We couldn’t help but notice that
there was nothing about our pies that looked anything like her beautiful Sunset
Magazinesque versions. Not to place
blame anywhere, especially considering all my own previous failures with pie
crusts, but I do think that cup thing was a factor.
When
my daughter-in-law arrived on Thanksgiving morning and surveyed our work, she
heroically disguised her dismay. That her name – nay, her family’s name –
should be associated with these fruity fiascoes must have cut her to the
quick. But in her inimitable fashion,
she thanked us for baking, even gamely downed a piecelet of each that
night. My personal theory is that after
dinner, she got in her car, rolled up the windows, and screamed for 40 miles.
There
hasn’t been any mention of my making the pies since then, even though she is now
encumbered with two tiny kids.

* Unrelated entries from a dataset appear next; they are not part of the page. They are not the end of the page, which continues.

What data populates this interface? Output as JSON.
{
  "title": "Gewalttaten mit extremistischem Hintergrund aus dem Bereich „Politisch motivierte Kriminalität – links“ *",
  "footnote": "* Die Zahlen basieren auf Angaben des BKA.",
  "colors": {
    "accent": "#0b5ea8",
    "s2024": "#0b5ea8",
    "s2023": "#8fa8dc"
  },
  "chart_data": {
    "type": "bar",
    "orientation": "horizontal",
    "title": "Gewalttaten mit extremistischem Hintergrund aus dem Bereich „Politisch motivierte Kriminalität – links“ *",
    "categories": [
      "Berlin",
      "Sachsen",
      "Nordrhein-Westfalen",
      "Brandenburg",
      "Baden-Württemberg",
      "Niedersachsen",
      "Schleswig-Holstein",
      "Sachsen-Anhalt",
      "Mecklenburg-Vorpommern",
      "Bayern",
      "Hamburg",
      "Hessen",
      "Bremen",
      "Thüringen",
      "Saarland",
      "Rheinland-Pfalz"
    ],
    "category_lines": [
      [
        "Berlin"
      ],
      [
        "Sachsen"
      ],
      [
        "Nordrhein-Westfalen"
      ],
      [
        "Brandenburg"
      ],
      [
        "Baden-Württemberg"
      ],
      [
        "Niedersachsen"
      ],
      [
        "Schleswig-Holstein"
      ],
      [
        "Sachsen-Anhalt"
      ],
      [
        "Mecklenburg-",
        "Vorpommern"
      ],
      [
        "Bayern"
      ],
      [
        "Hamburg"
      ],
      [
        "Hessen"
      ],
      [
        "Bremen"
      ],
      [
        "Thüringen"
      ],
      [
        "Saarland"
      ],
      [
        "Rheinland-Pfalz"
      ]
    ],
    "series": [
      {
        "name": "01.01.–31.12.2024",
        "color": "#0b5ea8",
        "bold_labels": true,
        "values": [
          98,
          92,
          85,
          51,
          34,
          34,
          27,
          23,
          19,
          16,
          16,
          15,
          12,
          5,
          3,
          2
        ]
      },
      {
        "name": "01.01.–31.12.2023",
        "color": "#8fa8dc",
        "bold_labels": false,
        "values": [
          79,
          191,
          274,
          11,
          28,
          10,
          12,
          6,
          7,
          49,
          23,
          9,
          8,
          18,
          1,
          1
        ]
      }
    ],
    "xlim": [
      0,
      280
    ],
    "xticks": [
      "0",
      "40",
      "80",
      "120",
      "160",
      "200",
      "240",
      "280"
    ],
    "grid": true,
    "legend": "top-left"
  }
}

I’m sure she still wrings her hands at the memory
and wonders, how can people not follow
simple instructions? Rather than unleash
the Crust Killer and the Math Mangler on her recipes again, I think she’d make
those pies with the kids strapped to her body, and peel the apples with her
teeth. Even I would have to agree: if you want something done right, you have to
do it yourself.
Just
for the record, I got a set of dry measuring cups for Christmas that year.